Chaque période connaît sa rhétorique. Et il y a les mots à la mode. En haut lieu, on parle d’éléments de langage. C’est ainsi que Florian Bachelier refuse qu’on lui dise qu’il est « déconnecté », mais revendique la « société civile » et la « vraie vie ». Tout en oubliant d’indiquer que l’actuelle Assemblée nationale est la plus élitiste et la moins représentative de toute l’histoire de la Ve République.
Aux élections législatives de juin 2017, l’élection de Sandrine Le Feur (LREM), 26 ans, dans la circonscription de Morlaix avait été remarquée. Paysanne bio à Pleyber-Christ, elle avait rectifié au second tour un professionnel de la politique, Maël de Calan, qui se préparait depuis belle lurette à devenir député.
Très organisé, ce dernier avait mis deux cartes dans son jeu : d’un côté il se présentait avec l’enseigne Les Républicains, de l’autre, il avait clairement marqué son appartenance à une droite ouverte « prête à travailler avec Macron ». Mais cela ne fut pas suffisant pour pouvoir s’installer au Palais-Bourbon (52,14%/47,86%).
Sandrine Le Feur, une exception parmi les 34 députés LREM et MoDem de Bretagne
A coup sûr, Sandrine Le Feur fait figure d’exception, parmi les 34 députés LREM et MoDem de Bretagne.
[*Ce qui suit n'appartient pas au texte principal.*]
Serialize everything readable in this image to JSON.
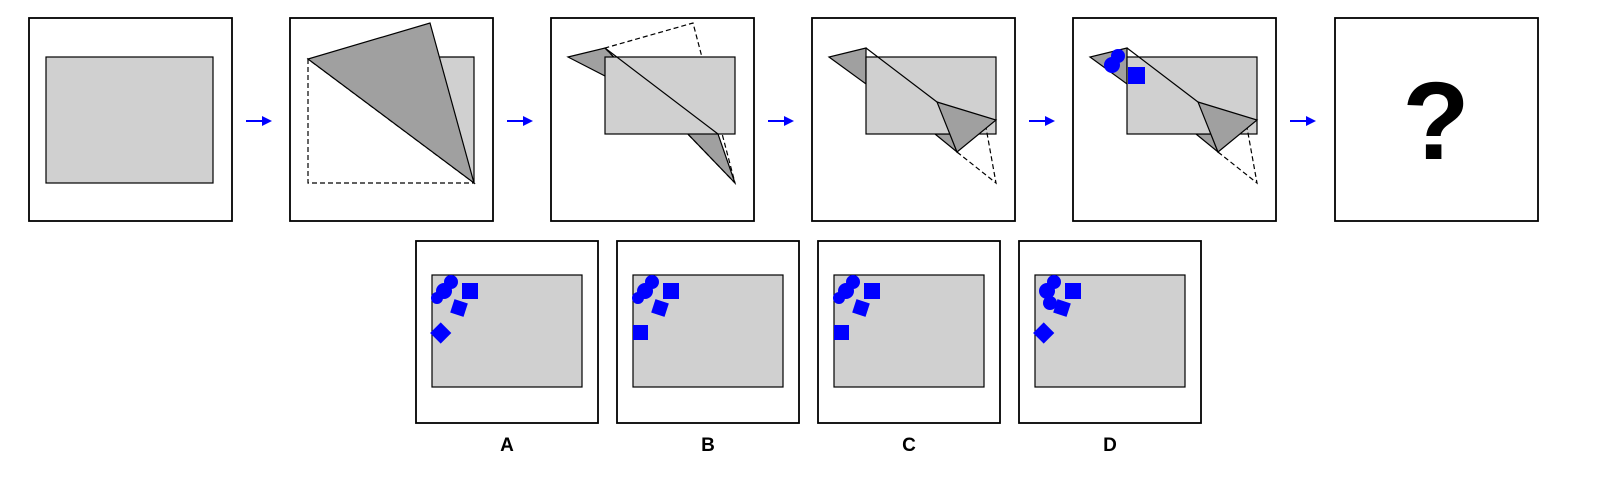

Elle seule peut prétendre appartenir aux classes populaires. Vendre des fromages sur les marchés, elle en connaît les avantages et les inconvénients.
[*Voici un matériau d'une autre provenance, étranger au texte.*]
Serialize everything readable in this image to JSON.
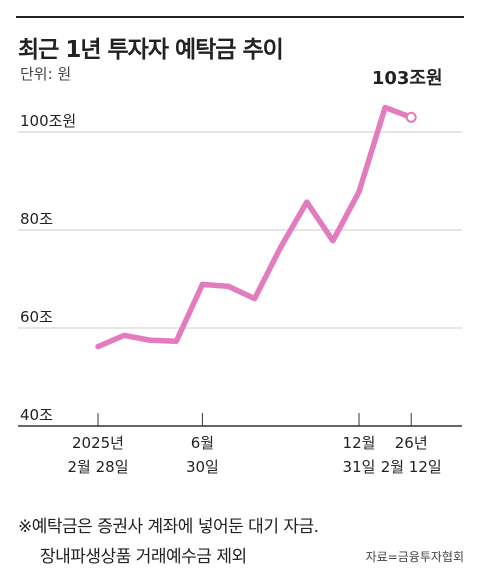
{
  "title": "최근 1년 투자자 예탁금 추이",
  "unit_label": "단위: 원",
  "note": {
    "line1": "※예탁금은 증권사 계좌에 넣어둔 대기 자금.",
    "line2": "장내파생상품 거래예수금 제외"
  },
  "source": "자료=금융투자협회",
  "colors": {
    "line": "#e37cbf",
    "grid": "#cccccc",
    "axis": "#333333",
    "text": "#222222"
  },
  "chart_data": {
    "type": "line",
    "title": "최근 1년 투자자 예탁금 추이",
    "ylim": [
      40,
      103
    ],
    "y_ticks": [
      {
        "value": 40,
        "label": "40조"
      },
      {
        "value": 60,
        "label": "60조"
      },
      {
        "value": 80,
        "label": "80조"
      },
      {
        "value": 100,
        "label": "100조원"
      }
    ],
    "x_ticks": [
      {
        "x": 0,
        "line1": "2025년",
        "line2": "2월 28일"
      },
      {
        "x": 4,
        "line1": "6월",
        "line2": "30일"
      },
      {
        "x": 10,
        "line1": "12월",
        "line2": "31일"
      },
      {
        "x": 12,
        "line1": "26년",
        "line2": "2월 12일"
      }
    ],
    "x": [
      0,
      1,
      2,
      3,
      4,
      5,
      6,
      7,
      8,
      9,
      10,
      11,
      12
    ],
    "values": [
      56.2,
      58.5,
      57.5,
      57.3,
      68.9,
      68.5,
      66.0,
      76.5,
      85.7,
      77.8,
      87.8,
      105.0,
      103.0
    ],
    "last_value_label": "103조원",
    "grid": true
  }
}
Ce qui n’est pas le cas de Florian bachelier, député de Rennes-Saint-Jacques et premier questeur à l’Assemblée nationale. Oeuvrant dans la « vie civile » dans un important cabinet d’avocats de Rennes, il ne joue pas dans la même cour que Mme Le Feur. Donc, lorsqu’il déclare : « La grande majorité des députés de la République en marche viennent de la société civile et savent ce qu’est la vraie vie… » (Ouest-France, Ille-et-Vilaine, 08-09 décembre 2018), on peut accepter le premier point, mais contester le second pour une grande partie des députés marcheurs – et en particulier pour le citoyen Bachelier.
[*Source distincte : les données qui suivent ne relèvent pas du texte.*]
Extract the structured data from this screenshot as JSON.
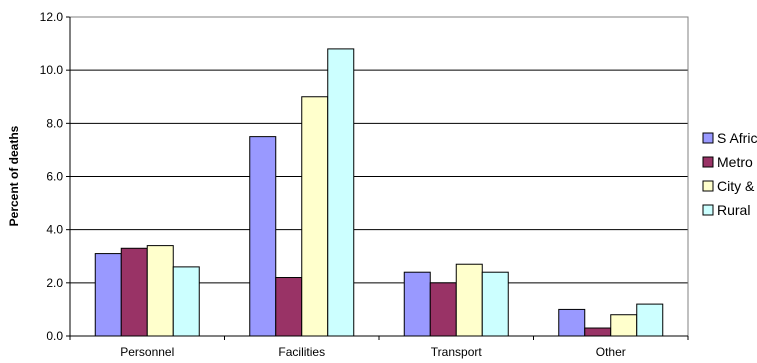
{
  "chart_data": {
    "type": "bar",
    "title": "",
    "xlabel": "",
    "ylabel": "Percent of deaths",
    "ylim": [
      0,
      12
    ],
    "yticks": [
      "0.0",
      "2.0",
      "4.0",
      "6.0",
      "8.0",
      "10.0",
      "12.0"
    ],
    "grid": true,
    "legend_position": "right",
    "categories": [
      "Personnel",
      "Facilities",
      "Transport",
      "Other"
    ],
    "series": [
      {
        "name": "S Africa",
        "color": "#9999ff",
        "values": [
          3.1,
          7.5,
          2.4,
          1.0
        ]
      },
      {
        "name": "Metro",
        "color": "#993366",
        "values": [
          3.3,
          2.2,
          2.0,
          0.3
        ]
      },
      {
        "name": "City & Town",
        "color": "#ffffcc",
        "values": [
          3.4,
          9.0,
          2.7,
          0.8
        ]
      },
      {
        "name": "Rural",
        "color": "#ccffff",
        "values": [
          2.6,
          10.8,
          2.4,
          1.2
        ]
      }
    ]
  }
}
L’ Assemblée nationale la plus élitiste et la moins représentative de la Ve République
C’est ce qu’explique Jean-Claude Michéa dans son dernier ouvrage Le Loup dans la bergerie (Climats). Pour lui, « les élections législatives de juin 2017 représentent un véritable cas d’école. Tous les médias officiels, on s’en souvient, avaient alors célébré avec enthousiasme le fait que la nouvelle Assemblée nationale était « de loin la plus féminine de toute l’histoire ». Les femmes y représentaient en effet, avec 224 députées, 38,82% du nouveau corps législatif. Le pourcentage d’élues atteignait même 46,45% au sein du groupe de la République en marche. Certains de ces médias n’avaient d’ailleurs pas manqué de prolonger cette analyse en attirant l’attention sur le fait que cette assemblée était également « la plus jeune de l’histoire » et que même la part des « minorités visibles – quoique beaucoup trop faible – y avait progressé de façon appréciable. Une telle ferveur médiatique est assurément justifiée dans la mesure où cette double révolution de l’âge et du genre constitue indéniablement, par certains côtés, un véritable progrès humain, sauf à regretter le temps de ces gérontes fossilisés et bardés de décorations qui peuplaient les tribunes officielles des pays dits « communistes ». L’ennui, c’est que cette nouvelle « assemblée introuvable », effectivement rajeunie et féminisée comme jamais, se trouve être en même temps la plus élitiste et la moins représentative de la Ve République. Il faut même, selon certains historiens, remonter jusqu’en 1871 – autrement dit à cette Assemblée versaillaise qui légitimera la répression sanglante de la Commune – pour retrouver dans la « représentation nationale » un tel degré de consanguinité sociale. En témoigne, entre autres, le fait que les classes populaires, pourtant largement majoritaires dans le pays, n’y sont plus désormais « représentées » que par un peu moins de 3% des élus »
Reste à Florian Bachelier la possibilité d’aller sur les barrages. Là, les Gilets jaunes lui expliqueront en quoi consiste la « vraie vie »… Rien à voir avec celle d’un avocat prospère.